Nor fear, nor seek to meet, your final hour.

 

 

     A follower of Pound, Whigham was capable of sounding like an eighteenth century neo-Classical poet at times, yet he has loosened his model to allow many half-rhymes in a pattern that will seem unpredictable at first reading.  His use of a pentameter line allows regular caesurae, and the whole proceeds most smoothly. 

     This is the best in my view of the modern translations. 

 

 

Brendan Kennelly (2008)

 

What constitutes a happy life?

Enough money to meet your needs

steady work

a comfortable fire

a clear distance from law

a minimum of city business

a peaceful mind and a healthy body

simple wisdom and firm friends

enjoyable dinners and plain living

nights free from care

a virtuous wife who's not a prude

enough sleep to make the darkness short

contentment with the life you have,

avoiding the sneer, the poisoned sigh;

no fear of death

and no desire to die.

 

 

     Kennelly is a talented modern poet whose version flouts the regularities of the original, preferring free verse with the line varying from three syllables to ten and little attention to rhyme or assonance.  Alliteration is allowed a subdued effect: the proximity of “money” and “meet” in line two, “”firm” and “friends” in  line eight, “sneer” and “sigh” in  eleven, and “desire” and “die” in thirteen.  This casual form and the lack of punctuation until the end supplies an appropriate off-hand tone that reinforces the theme.  M any of the lines are out so efficiently into English that, though Kennelly‘s version has three more lines than the Latin, many of the terms are expressed in fewer syllables.  “Steady work” deviates from his source which is closer to meaning no work at all, but perhaps this is a concession to modernity which frowns upon the idle aristocrat.  Like others, Kennelly neglects the positive term in describing the connubial bed.  “Make the darkness short” is both accurate and neatly phrased. 

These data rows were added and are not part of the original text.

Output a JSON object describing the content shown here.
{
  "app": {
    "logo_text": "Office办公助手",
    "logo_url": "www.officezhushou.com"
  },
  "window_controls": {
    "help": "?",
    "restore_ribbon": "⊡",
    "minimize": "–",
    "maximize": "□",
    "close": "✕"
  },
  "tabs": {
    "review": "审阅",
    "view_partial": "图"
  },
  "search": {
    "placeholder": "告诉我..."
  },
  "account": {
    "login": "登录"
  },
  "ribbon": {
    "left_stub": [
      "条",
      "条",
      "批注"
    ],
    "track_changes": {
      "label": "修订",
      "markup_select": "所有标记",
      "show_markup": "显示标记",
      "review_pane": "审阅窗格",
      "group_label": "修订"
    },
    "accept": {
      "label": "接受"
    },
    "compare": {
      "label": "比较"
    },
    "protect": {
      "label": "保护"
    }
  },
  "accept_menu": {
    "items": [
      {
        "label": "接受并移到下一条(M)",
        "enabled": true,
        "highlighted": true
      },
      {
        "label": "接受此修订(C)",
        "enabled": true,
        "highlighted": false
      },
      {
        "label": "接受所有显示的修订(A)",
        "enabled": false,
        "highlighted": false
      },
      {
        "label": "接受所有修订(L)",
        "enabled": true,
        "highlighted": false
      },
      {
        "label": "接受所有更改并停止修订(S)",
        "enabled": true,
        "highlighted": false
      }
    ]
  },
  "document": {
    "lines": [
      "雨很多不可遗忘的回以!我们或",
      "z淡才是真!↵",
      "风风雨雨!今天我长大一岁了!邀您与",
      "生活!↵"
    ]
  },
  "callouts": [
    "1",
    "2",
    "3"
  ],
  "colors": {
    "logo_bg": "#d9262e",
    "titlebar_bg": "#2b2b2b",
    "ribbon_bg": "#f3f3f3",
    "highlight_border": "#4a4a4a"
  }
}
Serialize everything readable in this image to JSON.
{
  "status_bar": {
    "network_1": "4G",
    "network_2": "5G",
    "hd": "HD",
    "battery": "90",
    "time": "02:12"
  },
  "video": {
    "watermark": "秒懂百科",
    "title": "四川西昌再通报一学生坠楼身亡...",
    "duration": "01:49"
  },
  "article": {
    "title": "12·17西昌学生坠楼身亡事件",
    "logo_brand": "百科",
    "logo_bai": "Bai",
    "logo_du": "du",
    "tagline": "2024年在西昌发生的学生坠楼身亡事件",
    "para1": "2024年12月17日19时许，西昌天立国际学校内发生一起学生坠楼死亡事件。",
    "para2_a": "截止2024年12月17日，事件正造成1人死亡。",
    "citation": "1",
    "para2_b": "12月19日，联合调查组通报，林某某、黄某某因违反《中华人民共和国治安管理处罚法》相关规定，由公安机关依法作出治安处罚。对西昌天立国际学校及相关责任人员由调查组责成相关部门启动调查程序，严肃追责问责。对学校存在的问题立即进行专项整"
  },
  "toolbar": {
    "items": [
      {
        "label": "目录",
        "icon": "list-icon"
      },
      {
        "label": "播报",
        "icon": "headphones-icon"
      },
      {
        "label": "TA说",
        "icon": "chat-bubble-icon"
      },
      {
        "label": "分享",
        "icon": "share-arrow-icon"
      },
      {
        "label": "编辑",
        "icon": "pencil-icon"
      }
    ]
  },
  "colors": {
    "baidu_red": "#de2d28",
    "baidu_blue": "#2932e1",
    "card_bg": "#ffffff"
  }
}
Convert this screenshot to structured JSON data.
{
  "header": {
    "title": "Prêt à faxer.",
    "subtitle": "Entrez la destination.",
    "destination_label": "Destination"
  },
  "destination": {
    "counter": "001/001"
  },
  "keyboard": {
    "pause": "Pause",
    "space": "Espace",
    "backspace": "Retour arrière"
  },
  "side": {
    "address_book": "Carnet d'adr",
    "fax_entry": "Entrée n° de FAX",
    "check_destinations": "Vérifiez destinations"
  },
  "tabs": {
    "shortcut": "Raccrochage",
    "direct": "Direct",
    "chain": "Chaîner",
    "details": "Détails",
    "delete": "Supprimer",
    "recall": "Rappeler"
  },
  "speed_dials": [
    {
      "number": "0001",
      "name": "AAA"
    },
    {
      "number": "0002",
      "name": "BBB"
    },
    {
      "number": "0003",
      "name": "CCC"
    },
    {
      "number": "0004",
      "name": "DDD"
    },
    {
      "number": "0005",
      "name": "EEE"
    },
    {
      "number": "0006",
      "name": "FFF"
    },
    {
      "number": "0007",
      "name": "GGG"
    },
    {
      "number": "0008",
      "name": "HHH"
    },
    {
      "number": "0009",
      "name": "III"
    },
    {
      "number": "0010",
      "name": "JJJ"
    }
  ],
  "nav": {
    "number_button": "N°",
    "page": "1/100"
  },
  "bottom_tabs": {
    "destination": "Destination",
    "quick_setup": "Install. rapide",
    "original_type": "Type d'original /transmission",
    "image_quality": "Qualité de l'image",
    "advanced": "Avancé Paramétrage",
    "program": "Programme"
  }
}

     His rendering is smooth and natural in modern American usage and conveys the poem’s essential elements without asserting any translator’s peculiarities.  Its weakness arises from the same qualities: an offhand prosiness that, as it draws no attention to itself, run s the risk of sounding artless, though it is more successful than versions with distracting characteristics not found in the original.